OpenAI is finally bringing Advanced Voice mode to the desktop, available in both the Windows and Mac versions of the ChatGPT app, and it works just like the mobile release.
In other words, you will finally be able to have a conversation with your computer, not in the way you would talk to Siri or Alexa (yes, both were triggered when I dictated this draft), but a full conversation as if you were talking to another human being.
Advanced Voice is native speech synthesis. This means that OpenAI's voice bot can understand everything you say, how you speak, and even the pauses between words. It responds in the same natural way, adding vocal tics such as “um” and breathing sounds between each sentence.

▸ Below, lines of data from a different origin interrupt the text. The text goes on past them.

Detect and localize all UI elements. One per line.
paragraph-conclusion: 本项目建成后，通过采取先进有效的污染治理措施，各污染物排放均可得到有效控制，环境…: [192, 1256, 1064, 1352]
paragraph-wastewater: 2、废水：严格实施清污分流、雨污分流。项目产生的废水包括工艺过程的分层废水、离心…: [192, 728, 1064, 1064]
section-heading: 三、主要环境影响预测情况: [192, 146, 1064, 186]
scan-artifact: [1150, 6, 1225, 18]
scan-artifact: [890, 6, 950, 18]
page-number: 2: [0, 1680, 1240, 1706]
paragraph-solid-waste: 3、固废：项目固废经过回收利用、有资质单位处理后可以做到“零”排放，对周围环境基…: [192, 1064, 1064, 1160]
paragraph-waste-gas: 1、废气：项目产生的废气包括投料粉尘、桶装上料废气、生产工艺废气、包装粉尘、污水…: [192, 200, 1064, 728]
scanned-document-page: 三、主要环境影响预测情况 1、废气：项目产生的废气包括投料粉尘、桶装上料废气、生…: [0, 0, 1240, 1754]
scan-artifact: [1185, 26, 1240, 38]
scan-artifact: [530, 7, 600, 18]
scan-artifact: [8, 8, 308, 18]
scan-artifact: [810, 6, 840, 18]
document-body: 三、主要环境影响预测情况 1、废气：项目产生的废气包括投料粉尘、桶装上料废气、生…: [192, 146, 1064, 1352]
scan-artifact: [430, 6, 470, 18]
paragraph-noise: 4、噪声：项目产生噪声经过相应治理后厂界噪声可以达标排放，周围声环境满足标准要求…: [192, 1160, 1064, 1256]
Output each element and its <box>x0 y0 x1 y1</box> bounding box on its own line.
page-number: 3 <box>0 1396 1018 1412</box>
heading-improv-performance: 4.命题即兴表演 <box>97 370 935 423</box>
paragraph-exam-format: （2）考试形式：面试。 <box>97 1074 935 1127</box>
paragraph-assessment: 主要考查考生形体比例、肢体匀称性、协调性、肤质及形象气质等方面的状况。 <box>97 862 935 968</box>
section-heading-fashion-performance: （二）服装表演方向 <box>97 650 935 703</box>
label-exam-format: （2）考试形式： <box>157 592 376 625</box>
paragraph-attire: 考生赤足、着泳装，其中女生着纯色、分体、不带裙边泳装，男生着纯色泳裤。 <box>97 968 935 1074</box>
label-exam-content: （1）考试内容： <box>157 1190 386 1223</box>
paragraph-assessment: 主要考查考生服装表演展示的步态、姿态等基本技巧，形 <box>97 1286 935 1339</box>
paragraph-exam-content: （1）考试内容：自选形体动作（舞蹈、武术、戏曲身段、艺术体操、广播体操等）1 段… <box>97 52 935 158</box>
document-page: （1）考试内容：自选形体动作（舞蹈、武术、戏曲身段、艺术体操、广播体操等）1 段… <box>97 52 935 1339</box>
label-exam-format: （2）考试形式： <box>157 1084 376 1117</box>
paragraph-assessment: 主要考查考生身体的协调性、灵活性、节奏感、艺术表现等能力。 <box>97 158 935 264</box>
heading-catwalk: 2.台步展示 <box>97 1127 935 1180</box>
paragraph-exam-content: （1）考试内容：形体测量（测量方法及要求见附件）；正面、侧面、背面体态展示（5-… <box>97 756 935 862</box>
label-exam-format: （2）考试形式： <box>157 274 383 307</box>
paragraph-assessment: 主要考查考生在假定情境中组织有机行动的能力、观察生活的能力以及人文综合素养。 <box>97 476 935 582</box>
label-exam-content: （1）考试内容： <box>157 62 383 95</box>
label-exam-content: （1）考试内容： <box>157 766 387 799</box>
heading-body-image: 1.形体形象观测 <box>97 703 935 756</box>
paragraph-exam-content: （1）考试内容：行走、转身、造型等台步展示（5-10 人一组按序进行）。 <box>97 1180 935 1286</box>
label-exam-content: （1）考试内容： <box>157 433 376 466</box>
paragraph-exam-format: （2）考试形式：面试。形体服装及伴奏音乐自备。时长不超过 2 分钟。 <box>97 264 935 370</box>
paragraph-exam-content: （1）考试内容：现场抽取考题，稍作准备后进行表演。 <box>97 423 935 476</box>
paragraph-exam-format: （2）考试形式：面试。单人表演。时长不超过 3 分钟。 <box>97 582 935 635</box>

We still don't have the full thing promised in OpenAI's spring update of screen sharing and live video in ChatGPT, but it is finally coming and this is yet another major upgrade to the other speech models.
To access Advanced Voice in the desktop app, click the icon in the chat bar, just as you would on iOS or Android. Clicking the button opens a new view with the now infamous gradient blue circle.
You can continue to talk with the AI while you work on other tasks. Also, the AI cannot see what you are doing, but it can respond to your descriptions of tasks and your performance. For example, if you use AI while playing “Minecraft,” if you describe a scene, AI can suggest the types of buildings and blocks to use. [Bringing Advanced Voice to the desktop is the next logical step for OpenAI, further solidifying ChatGPT as a complete productivity platform, not just a gimmick. conversing with AI allows for idea brainstorming and performing tasks that would not be possible alone.
In the future, you will be able to share your screen with Advanced Voice and see what you are doing. And someday, with the rise of AI agents, Advanced Voice may be able to control your screen and help you go through certain processes.
Advanced Voice is an incredibly useful tool, but more powerful is the underlying real-time API. This is the back end of Advanced Voice that developers use to build their own versions or incorporate it into their own tools.
At a recent briefing I had with the OpenAI team, their developer liaison lead, Romain Huet, showed an impressive demonstration of the solar system. He was able to instruct the system to move between planets via voice, provide real-time insights into the nature of each world visited, and answer questions in a conversational manner.
Another demo showed using it as a virtual travel agent to not only book flights, but to help you find the best deals. You communicate clear requirements and they can ask questions and follow up with feedback based on what is available, rather than the logic tree approach currently seen with automated calls.
All of these features will begin to roll out not only in OpenAI's apps, but also in apps from other developers in the coming months and years. Voice will be the new way we all interact with computers.
Now I just need to find better dictation software that doesn't require me to spend hours reviewing everything I have dictated and correcting glaring mistakes.